Spike said:So what method do you prefer? ...Taking the top from one successful mold and combine with the bottom of another successful mold, and voilá... a new disc! And then add a millimeter to the rim width to turn a speed 12 disc into a brand new speed 13 disc? ... well, you see my point! Creative? I actually think that there's way too little trial and error attitude in disc design. If a discs design works, then congratulations to the manufacturer! If it doesn't work, it will be dumped eventually. The players will decide the faith of a mold, and from what I know, discs like Riot and Halo are pretty popular. Medius? I don't know.FHthrower said:THEY lose a little credibility when they put slanted rims(Riot) or very shallow rims(Halo), or 64dome(Medius) into their designs. Smells of gimmickry. Who else does that? Oh yes, the vaunted Quest.

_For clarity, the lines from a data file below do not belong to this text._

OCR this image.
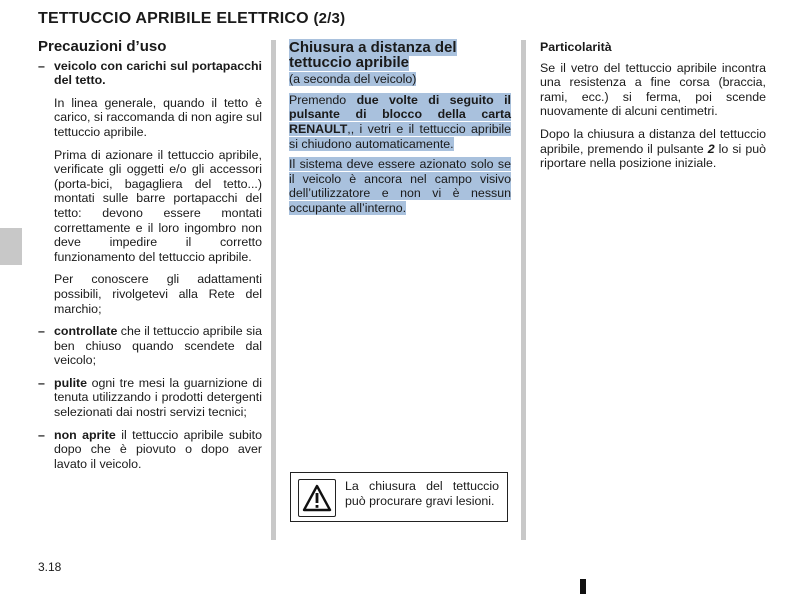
TETTUCCIO APRIBILE ELETTRICO (2/3)
Precauzioni d’uso
– veicolo con carichi sul portapacchi del tetto.

In linea generale, quando il tetto è carico, si raccomanda di non agire sul tettuccio apribile.

Prima di azionare il tettuccio apribile, verificate gli oggetti e/o gli accessori (porta-bici, bagagliera del tetto...) montati sulle barre portapacchi del tetto: devono essere montati correttamente e il loro ingombro non deve impedire il corretto funzionamento del tettuccio apribile.

Per conoscere gli adattamenti possibili, rivolgetevi alla Rete del marchio;

– controllate che il tettuccio apribile sia ben chiuso quando scendete dal veicolo;
– pulite ogni tre mesi la guarnizione di tenuta utilizzando i prodotti detergenti selezionati dai nostri servizi tecnici;
– non aprite il tettuccio apribile subito dopo che è piovuto o dopo aver lavato il veicolo.
Chiusura a distanza del tettuccio apribile
(a seconda del veicolo)

Premendo due volte di seguito il pulsante di blocco della carta RENAULT,, i vetri e il tettuccio apribile si chiudono automaticamente.

Il sistema deve essere azionato solo se il veicolo è ancora nel campo visivo dell’utilizzatore e non vi è nessun occupante all’interno.

La chiusura del tettuccio può procurare gravi lesioni.
Particolarità

Se il vetro del tettuccio apribile incontra una resistenza a fine corsa (braccia, rami, ecc.) si ferma, poi scende nuovamente di alcuni centimetri.

Dopo la chiusura a distanza del tettuccio apribile, premendo il pulsante 2 lo si può riportare nella posizione iniziale.

3.18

I assume you're primarily talking about Innova, and their tweaking and overlap. The Groove...Innova's a sales whore. But one has to question a company like Latitude 64, only making discs since 2006, to be spewing out new discs every couple months, with lots of meaningless overlap themselves. They have 4 understable midrange. And what about Mirus, Riot, Vision, and now Flow? Geez, slow down and get your discs truly up to snuff first. Lat64 flooding the market with a bunch of "different" discs in such a short time is entirely busines/sales motivated, have no doubt.
Yeh, a lot of it is trial and error...design a disc, it doesn't work out too well, sell it anyways while hyping bogus attributes. The Groove, Dragon, and Monarch come to mind. And a ton of Quest. Name me any Discraft blunders.
BTW, my Discraft/Innova ratio is about 60-40 for drivers, fairway drivers, midrange, and putters...so I'm hardly a Discraft only fanatic.